I precedenti i materia di decisioni dei giudici di pace

In termini generali, le sentenze rese dal giudice di pace in cause di valore non eccedente i millecento euro, salvo quelle derivanti da rapporti giuridici relativi a contratti conclusi mediante moduli o formulari di cui all'articolo 1342 del Cc, sono da considerare sempre pronunciate secondo equità, ai sensi dell'articolo 113, comma 2, del Cpc. Ne consegue che il tribunale, in sede di appello avverso sentenza del giudice di pace, pronunciata in controversia di valore inferiore al suddetto limite, è tenuto a verificare, in base all'articolo 339, comma 3, del Cpc, come sostituito dall'articolo 1 del Dlgs 2 febbraio 2006 n. 40, soltanto l'inosservanza delle norme sul procedimento, di quelle costituzionali e comunitarie e dei principi regolatori della materia, che non possono essere violati nemmeno in un giudizio di equità, Cassazione, ordinanze 19 gennaio 2021, n. 769; 24 febbraio 2015, n. 3715; 3 aprile 2012, n. 5287, la Suprema corte che ha escluso la deducibilità in appello della violazione dell'articolo 2697 del Cc sull'onere della prova contro la sentenza pronunciata dal giudice di pace secondo equità, trattandosi di regola di diritto sostanziale che dà luogo ad un error in iudicando, nonché sentenza, 13 marzo 2017, n. 6387, in lanuovaproceduracivile.com., 2017.

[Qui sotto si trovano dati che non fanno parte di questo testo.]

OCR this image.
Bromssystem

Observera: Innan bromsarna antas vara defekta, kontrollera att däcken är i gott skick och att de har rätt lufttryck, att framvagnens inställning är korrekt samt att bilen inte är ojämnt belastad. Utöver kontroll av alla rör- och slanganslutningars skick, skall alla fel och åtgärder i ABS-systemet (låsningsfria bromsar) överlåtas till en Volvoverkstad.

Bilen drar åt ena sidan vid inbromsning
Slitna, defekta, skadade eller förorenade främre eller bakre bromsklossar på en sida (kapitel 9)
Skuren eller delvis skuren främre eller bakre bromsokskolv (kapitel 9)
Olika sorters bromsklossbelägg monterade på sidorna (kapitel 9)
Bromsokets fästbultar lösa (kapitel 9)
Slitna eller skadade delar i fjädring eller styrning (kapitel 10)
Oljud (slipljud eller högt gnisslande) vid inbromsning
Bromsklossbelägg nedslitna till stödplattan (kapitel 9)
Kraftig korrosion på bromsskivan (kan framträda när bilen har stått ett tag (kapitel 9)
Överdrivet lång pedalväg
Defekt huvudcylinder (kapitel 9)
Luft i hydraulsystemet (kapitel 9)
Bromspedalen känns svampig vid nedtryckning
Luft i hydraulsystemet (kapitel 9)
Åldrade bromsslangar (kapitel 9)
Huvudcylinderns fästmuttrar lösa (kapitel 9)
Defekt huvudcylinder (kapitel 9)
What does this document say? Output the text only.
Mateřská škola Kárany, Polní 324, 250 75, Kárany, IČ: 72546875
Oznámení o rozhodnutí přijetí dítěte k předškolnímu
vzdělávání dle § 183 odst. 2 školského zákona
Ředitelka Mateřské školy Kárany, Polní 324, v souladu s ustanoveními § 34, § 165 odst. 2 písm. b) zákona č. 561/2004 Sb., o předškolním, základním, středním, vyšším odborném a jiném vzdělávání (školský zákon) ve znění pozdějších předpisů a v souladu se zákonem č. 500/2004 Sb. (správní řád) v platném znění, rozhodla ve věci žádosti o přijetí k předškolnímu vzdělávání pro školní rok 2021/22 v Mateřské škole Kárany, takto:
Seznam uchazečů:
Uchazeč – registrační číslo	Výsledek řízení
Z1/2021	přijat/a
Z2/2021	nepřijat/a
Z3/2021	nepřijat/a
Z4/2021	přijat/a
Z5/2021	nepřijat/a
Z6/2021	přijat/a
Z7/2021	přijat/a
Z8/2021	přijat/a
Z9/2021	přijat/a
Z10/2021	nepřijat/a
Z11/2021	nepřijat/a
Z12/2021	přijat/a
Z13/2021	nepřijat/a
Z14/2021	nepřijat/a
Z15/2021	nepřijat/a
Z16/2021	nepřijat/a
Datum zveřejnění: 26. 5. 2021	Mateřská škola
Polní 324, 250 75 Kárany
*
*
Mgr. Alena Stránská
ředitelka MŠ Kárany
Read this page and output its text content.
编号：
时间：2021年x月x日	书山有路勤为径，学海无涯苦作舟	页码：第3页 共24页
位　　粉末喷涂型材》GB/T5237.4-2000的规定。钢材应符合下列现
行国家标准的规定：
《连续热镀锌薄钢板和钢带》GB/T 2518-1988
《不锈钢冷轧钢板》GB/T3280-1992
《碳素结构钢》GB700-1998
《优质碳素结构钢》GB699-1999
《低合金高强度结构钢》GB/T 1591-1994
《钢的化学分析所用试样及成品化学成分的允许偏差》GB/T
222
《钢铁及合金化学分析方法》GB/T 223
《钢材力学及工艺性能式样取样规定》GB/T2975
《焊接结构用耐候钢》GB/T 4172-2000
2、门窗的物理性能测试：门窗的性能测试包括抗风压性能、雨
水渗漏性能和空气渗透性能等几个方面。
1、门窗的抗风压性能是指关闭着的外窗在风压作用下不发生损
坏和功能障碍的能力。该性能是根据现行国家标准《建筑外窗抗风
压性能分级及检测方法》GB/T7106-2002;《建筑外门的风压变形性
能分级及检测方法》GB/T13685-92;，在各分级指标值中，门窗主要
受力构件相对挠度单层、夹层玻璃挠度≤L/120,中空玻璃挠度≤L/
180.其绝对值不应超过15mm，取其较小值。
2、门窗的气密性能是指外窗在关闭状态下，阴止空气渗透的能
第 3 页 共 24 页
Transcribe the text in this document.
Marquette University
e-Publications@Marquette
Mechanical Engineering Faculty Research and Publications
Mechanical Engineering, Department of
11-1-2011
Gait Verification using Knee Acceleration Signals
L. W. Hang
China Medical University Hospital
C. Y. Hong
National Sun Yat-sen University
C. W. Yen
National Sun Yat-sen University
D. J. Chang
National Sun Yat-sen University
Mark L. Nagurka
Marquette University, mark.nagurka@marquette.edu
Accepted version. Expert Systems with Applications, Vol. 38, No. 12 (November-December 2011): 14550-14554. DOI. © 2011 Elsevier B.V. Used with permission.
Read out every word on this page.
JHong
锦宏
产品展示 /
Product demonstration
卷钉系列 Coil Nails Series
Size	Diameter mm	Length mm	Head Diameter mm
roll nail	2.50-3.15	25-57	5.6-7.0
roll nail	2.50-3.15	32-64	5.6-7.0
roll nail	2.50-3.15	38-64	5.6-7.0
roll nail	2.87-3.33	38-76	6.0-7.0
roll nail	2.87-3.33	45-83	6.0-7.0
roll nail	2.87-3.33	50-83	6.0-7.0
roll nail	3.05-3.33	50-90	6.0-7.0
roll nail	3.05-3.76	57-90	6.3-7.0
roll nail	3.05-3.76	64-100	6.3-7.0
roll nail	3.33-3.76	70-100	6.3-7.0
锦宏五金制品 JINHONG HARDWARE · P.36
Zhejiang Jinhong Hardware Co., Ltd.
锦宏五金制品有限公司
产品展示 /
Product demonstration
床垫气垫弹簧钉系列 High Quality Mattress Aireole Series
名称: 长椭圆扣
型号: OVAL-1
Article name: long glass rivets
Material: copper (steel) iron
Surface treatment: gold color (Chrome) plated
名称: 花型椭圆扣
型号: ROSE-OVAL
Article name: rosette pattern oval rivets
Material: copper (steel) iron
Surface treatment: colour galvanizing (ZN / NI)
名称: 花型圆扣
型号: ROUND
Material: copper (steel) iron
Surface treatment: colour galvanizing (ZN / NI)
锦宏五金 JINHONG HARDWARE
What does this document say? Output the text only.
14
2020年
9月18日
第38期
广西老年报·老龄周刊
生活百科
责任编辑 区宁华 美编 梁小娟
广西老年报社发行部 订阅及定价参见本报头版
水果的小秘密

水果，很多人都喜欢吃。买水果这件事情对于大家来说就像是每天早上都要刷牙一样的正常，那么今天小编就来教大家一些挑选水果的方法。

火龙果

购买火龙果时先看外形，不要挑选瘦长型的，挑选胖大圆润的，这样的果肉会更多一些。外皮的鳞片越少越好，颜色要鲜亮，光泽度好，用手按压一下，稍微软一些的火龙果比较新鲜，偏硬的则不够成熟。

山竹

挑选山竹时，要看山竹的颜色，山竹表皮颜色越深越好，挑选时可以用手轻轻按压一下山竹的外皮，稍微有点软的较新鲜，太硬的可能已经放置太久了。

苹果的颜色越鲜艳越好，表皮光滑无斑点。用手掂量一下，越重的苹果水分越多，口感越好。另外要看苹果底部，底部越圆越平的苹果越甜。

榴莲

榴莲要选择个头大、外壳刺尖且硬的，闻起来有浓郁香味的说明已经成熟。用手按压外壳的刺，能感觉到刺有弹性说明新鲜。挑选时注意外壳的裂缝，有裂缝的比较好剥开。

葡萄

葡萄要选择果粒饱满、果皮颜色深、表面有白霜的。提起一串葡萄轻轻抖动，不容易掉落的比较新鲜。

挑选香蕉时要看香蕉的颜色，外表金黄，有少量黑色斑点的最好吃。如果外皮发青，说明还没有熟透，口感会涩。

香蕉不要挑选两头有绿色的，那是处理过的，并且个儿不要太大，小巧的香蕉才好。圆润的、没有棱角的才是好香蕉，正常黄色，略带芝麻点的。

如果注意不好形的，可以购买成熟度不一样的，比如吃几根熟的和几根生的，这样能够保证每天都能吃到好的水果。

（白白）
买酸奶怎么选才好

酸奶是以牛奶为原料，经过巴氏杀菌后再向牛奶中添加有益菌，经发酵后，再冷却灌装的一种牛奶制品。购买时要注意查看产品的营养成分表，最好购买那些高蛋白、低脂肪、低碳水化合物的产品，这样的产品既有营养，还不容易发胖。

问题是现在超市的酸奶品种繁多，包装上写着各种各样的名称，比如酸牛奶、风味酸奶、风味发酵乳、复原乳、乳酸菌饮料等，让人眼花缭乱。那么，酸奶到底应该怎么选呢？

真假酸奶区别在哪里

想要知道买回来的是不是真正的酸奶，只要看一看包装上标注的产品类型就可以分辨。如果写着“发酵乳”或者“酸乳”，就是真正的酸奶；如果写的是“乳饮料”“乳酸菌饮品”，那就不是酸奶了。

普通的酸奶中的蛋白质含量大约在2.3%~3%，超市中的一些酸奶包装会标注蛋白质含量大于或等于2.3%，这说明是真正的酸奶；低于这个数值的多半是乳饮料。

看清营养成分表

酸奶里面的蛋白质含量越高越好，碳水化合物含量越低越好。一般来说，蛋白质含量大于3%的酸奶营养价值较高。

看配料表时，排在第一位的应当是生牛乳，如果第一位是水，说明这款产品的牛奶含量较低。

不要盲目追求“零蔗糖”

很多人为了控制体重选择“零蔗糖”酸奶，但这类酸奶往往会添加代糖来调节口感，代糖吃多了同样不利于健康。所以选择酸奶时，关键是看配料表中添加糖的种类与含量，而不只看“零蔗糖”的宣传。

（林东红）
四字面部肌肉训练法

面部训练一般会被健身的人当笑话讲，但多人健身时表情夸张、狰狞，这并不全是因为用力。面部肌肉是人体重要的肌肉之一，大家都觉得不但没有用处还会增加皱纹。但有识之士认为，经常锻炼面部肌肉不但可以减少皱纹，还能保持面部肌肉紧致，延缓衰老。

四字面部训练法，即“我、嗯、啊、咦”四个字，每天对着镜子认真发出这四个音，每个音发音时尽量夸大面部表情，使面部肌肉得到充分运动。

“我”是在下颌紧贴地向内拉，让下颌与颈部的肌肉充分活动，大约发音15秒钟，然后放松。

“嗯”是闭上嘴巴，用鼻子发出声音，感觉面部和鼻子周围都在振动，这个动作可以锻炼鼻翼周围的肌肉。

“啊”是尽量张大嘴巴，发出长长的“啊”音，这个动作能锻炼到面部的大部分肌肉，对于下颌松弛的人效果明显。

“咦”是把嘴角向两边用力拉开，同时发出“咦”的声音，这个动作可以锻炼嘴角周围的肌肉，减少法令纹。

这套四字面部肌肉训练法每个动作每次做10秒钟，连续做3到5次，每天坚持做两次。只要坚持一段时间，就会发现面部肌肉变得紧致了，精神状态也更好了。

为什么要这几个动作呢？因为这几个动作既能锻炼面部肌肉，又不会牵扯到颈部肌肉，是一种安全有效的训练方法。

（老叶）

Analogamente, le sentenze del giudice di pace (rese in sede di opposizione all'esecuzione, pur dopo l'abrogazione del divieto di appellabilità), se pronunciate, in ragione del valore della lite, secondo equità necessaria, sono appellabili esclusivamente per violazione delle norme sul procedimento, per violazione di norme costituzionali o comunitarie ovvero dei principî regolatori della materia, ossia con motivi limitati, Cassazione, sentenza 24 settembre 2019, n. 23623, in , in «Rivista esecuzione forzata», 2020, p. 125, con nota di Morotti M., «Impugnazione delle sentenze rese secondo equità necessaria nel giudizio di opposizione all’esecuzione».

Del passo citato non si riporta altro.